Вечерний Владикавказ встретил нас тесными форштадтами, земляными валами крепости — и балом в общественном саду, выходившему к реке! Над головами весело танцующих офицеров и пестрого дамского общества изредка пролетали пули с левого берега Терека. Привлеченные музыкой и бумажными фонариками, горцы вяло перестреливались с ротами Новагинского полка. Пехотинцы развернулись в цепь, выставили секреты, чтобы «гопота» с другого берега не подкралась тайком и не испортила праздник.
Веселились до утра (я, конечно, стенку подпирал). Потом отправились провожать дам — с хором музыки и песенниками. Нас забрали на свою квартиру офицеры, знавшие Буйнова по какому-то походу. Даже проситься на постой не пришлось. Здесь все жили как одна семья — безыскусно, радушно и просто.

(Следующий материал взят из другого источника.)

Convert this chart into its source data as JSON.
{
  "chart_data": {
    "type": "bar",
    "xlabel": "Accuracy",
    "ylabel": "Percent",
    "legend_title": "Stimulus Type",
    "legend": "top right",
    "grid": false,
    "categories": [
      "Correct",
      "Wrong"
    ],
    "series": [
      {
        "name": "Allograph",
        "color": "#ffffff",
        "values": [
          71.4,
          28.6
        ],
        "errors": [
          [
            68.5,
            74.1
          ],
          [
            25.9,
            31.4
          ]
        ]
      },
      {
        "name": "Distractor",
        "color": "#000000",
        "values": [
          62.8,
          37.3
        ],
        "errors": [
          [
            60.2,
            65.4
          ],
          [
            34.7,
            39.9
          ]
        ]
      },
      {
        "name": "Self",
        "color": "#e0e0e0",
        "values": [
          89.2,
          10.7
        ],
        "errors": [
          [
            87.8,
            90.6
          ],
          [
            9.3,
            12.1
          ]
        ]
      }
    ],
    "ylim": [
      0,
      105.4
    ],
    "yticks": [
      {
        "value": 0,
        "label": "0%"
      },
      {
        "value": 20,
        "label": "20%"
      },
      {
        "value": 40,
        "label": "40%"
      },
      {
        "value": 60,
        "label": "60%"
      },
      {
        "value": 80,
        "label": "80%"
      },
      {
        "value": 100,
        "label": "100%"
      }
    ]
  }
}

— Душа моя! — обнимая Платона Платоновича за плечи делился с нами прихрамывающий поручик. — Только представь, какая вышла намедни оказия! Танцевали у коменданта. Приехал с Линии офицер. Прямо с почтовых, весь в пыли, заявился на бал и ангажировал даму. Ему сделал замечание местный заседатель суда. Офицер, ни слова не говоря, пырнул его в живот кинжалом.